Bāygān: House of Photographs and Words
Photo
Hengameh Golestan
Untitled from the series Backstage of a Photoshoot Studio in Mashhad
1979

Text

Ghazaal Ghazanfari

Final Act

Amid the daily flood of countless images, this picture makes us pause. A photograph that reveals photography itself with its inherent possibilities and features. Contrary to its appearance, it speaks subtly, with an arrangement of multiple visual layers; layer upon layer, frame within frame.

The photograph doesn’t let us go; it feels as if we have been caught in the mechanism of the camera, and our viewing of this scene owes to that black curtain that has been drawn aside, allowing a moment of light from the scene behind to settle on the sensitive surface of the film — or as if we are guests in a theater watching a curtain rise on a performance: a show of the eternal dream on another sensitive screen. The women, veiled and reserved, have entrusted themselves to the alien gaze of the camera but maintain their psychological distance from it.
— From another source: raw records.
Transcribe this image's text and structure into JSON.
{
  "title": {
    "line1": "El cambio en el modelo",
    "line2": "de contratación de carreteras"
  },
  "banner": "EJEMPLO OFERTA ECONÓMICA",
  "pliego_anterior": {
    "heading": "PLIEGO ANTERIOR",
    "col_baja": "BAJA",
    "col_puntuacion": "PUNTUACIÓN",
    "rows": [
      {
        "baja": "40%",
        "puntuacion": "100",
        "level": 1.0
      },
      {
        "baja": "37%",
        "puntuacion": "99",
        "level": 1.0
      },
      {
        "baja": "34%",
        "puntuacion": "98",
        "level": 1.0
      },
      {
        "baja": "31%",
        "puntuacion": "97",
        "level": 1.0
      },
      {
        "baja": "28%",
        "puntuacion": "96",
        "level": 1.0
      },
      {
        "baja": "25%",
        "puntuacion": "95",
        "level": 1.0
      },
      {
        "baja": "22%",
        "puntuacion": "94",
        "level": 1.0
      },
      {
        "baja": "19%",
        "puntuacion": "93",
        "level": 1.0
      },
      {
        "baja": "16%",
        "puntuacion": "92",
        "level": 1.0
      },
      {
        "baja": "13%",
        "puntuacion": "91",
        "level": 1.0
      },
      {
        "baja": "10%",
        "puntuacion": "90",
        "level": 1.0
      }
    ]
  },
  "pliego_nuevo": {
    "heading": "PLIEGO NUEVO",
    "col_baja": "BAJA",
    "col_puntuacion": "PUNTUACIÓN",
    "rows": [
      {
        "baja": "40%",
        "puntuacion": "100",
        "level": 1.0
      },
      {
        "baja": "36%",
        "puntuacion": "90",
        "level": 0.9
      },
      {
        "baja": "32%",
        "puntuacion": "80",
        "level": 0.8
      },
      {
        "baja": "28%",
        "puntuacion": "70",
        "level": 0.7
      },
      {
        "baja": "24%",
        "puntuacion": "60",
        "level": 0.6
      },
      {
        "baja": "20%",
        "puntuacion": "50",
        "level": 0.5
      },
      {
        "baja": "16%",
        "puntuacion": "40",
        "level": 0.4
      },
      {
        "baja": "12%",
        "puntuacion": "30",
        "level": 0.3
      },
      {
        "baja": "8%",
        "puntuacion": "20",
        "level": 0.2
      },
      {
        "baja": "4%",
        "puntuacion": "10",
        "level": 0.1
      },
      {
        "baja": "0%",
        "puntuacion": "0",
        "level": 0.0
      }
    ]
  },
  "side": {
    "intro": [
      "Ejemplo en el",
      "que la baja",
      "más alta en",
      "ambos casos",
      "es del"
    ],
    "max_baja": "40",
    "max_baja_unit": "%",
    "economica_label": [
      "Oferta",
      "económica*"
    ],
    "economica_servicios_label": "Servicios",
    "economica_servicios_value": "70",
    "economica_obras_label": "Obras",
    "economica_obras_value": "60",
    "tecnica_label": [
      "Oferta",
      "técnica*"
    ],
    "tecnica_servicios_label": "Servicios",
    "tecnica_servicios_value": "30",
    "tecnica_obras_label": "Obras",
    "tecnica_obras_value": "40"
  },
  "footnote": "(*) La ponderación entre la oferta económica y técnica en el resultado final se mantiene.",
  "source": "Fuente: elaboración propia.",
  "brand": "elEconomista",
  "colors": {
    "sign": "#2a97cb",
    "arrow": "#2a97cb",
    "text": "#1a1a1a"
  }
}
Unknowingly, they know the photograph triumphs over absence and seeks to capture the constructed identity they desire — examples of which hang on the doors and walls of the scene. Thus, they endure the heavy, piercing gaze of the camera and wait patiently until the moment of the shooting. Two young men behind that white curtain, however, are eager and curious, peeking at the second camera. They are the only performers in this scene who, wearing half masks, lock eyes with us and play their role, both overtly and covertly. Everything else in this frame is entirely fabricated and manipulated: the women, the photographs, the images. And the photographer, whose back is turned to us, is the sole mysterious figure.
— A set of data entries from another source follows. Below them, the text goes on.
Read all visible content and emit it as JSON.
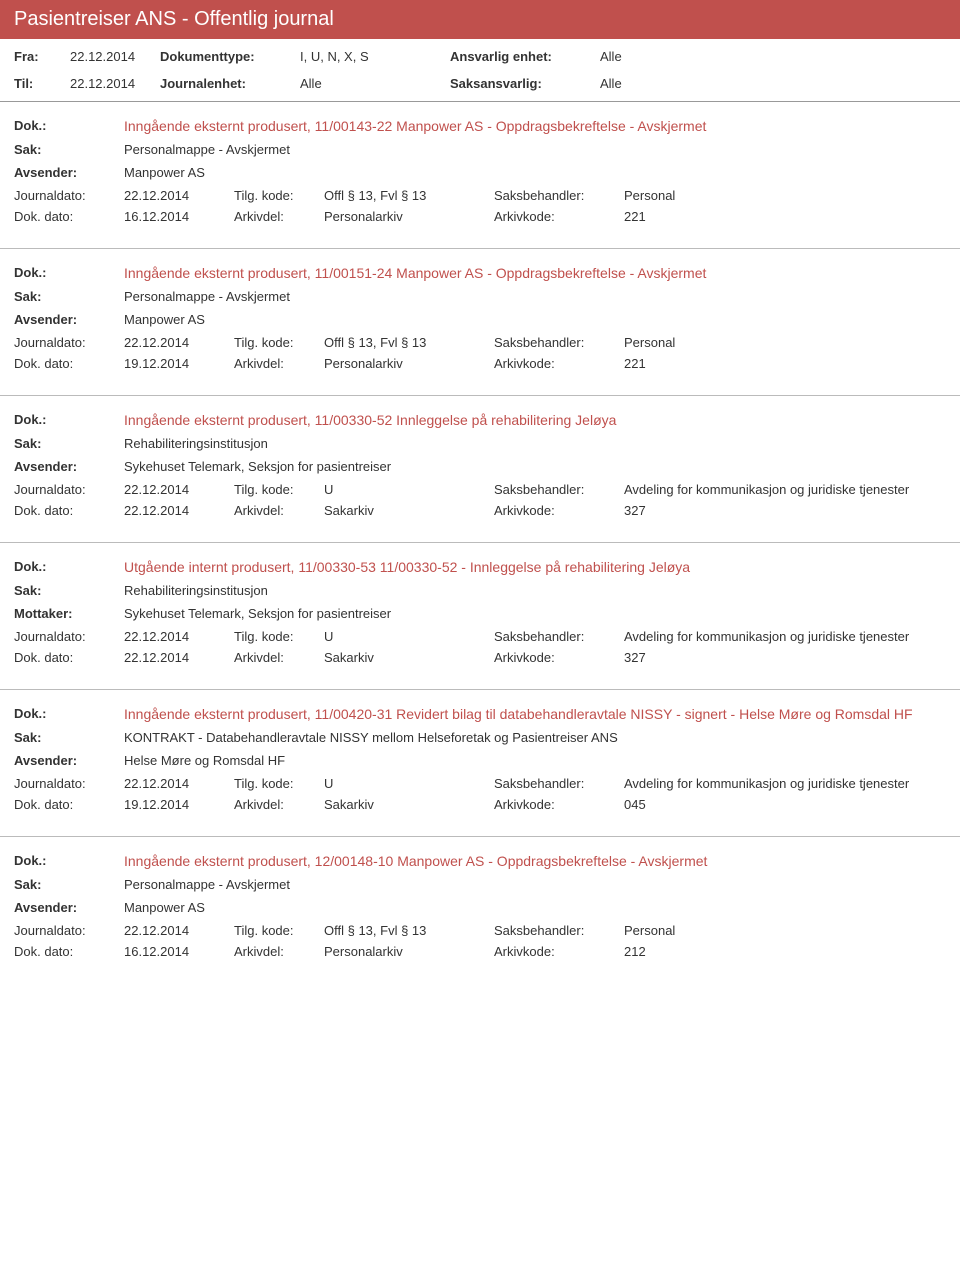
{
  "header": {
    "title": "Pasientreiser ANS - Offentlig journal"
  },
  "colors": {
    "accent": "#c0504d",
    "text": "#333333",
    "border": "#bbbbbb"
  },
  "filters": {
    "fra_label": "Fra:",
    "fra_val": "22.12.2014",
    "til_label": "Til:",
    "til_val": "22.12.2014",
    "doktype_label": "Dokumenttype:",
    "doktype_val": "I, U, N, X, S",
    "journalenhet_label": "Journalenhet:",
    "journalenhet_val": "Alle",
    "ansvarlig_label": "Ansvarlig enhet:",
    "ansvarlig_val": "Alle",
    "saksansvarlig_label": "Saksansvarlig:",
    "saksansvarlig_val": "Alle"
  },
  "labels": {
    "dok": "Dok.:",
    "sak": "Sak:",
    "avsender": "Avsender:",
    "mottaker": "Mottaker:",
    "journaldato": "Journaldato:",
    "tilgkode": "Tilg. kode:",
    "saksbehandler": "Saksbehandler:",
    "dokdato": "Dok. dato:",
    "arkivdel": "Arkivdel:",
    "arkivkode": "Arkivkode:"
  },
  "entries": [
    {
      "dok": "Inngående eksternt produsert, 11/00143-22 Manpower AS - Oppdragsbekreftelse - Avskjermet",
      "sak": "Personalmappe - Avskjermet",
      "party_label": "Avsender:",
      "party": "Manpower AS",
      "journaldato": "22.12.2014",
      "tilgkode": "Offl § 13, Fvl § 13",
      "saksbehandler": "Personal",
      "dokdato": "16.12.2014",
      "arkivdel": "Personalarkiv",
      "arkivkode": "221"
    },
    {
      "dok": "Inngående eksternt produsert, 11/00151-24 Manpower AS - Oppdragsbekreftelse - Avskjermet",
      "sak": "Personalmappe - Avskjermet",
      "party_label": "Avsender:",
      "party": "Manpower AS",
      "journaldato": "22.12.2014",
      "tilgkode": "Offl § 13, Fvl § 13",
      "saksbehandler": "Personal",
      "dokdato": "19.12.2014",
      "arkivdel": "Personalarkiv",
      "arkivkode": "221"
    },
    {
      "dok": "Inngående eksternt produsert, 11/00330-52 Innleggelse på rehabilitering Jeløya",
      "sak": "Rehabiliteringsinstitusjon",
      "party_label": "Avsender:",
      "party": "Sykehuset Telemark, Seksjon for pasientreiser",
      "journaldato": "22.12.2014",
      "tilgkode": "U",
      "saksbehandler": "Avdeling for kommunikasjon og juridiske tjenester",
      "dokdato": "22.12.2014",
      "arkivdel": "Sakarkiv",
      "arkivkode": "327"
    },
    {
      "dok": "Utgående internt produsert, 11/00330-53 11/00330-52 - Innleggelse på rehabilitering Jeløya",
      "sak": "Rehabiliteringsinstitusjon",
      "party_label": "Mottaker:",
      "party": "Sykehuset Telemark, Seksjon for pasientreiser",
      "journaldato": "22.12.2014",
      "tilgkode": "U",
      "saksbehandler": "Avdeling for kommunikasjon og juridiske tjenester",
      "dokdato": "22.12.2014",
      "arkivdel": "Sakarkiv",
      "arkivkode": "327"
    },
    {
      "dok": "Inngående eksternt produsert, 11/00420-31 Revidert bilag til databehandleravtale NISSY - signert - Helse Møre og Romsdal HF",
      "sak": "KONTRAKT - Databehandleravtale NISSY mellom Helseforetak og Pasientreiser ANS",
      "party_label": "Avsender:",
      "party": "Helse Møre og Romsdal HF",
      "journaldato": "22.12.2014",
      "tilgkode": "U",
      "saksbehandler": "Avdeling for kommunikasjon og juridiske tjenester",
      "dokdato": "19.12.2014",
      "arkivdel": "Sakarkiv",
      "arkivkode": "045"
    },
    {
      "dok": "Inngående eksternt produsert, 12/00148-10 Manpower AS - Oppdragsbekreftelse - Avskjermet",
      "sak": "Personalmappe - Avskjermet",
      "party_label": "Avsender:",
      "party": "Manpower AS",
      "journaldato": "22.12.2014",
      "tilgkode": "Offl § 13, Fvl § 13",
      "saksbehandler": "Personal",
      "dokdato": "16.12.2014",
      "arkivdel": "Personalarkiv",
      "arkivkode": "212"
    }
  ]
}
Yet the cultural code of the space is familiar and meaningful — signs carrying meanings like the words of a visual text that interpret the women’s will and intention, confirming the “lack of authenticity” in the photograph they take.

The photographer, stationed on stage, adjusts the camera and tripod, and says “ready.” The women consciously ignore the second camera and stare at him. The boys continue to watch us. The photographer clicks the shutter. The curtain falls, and the play ends.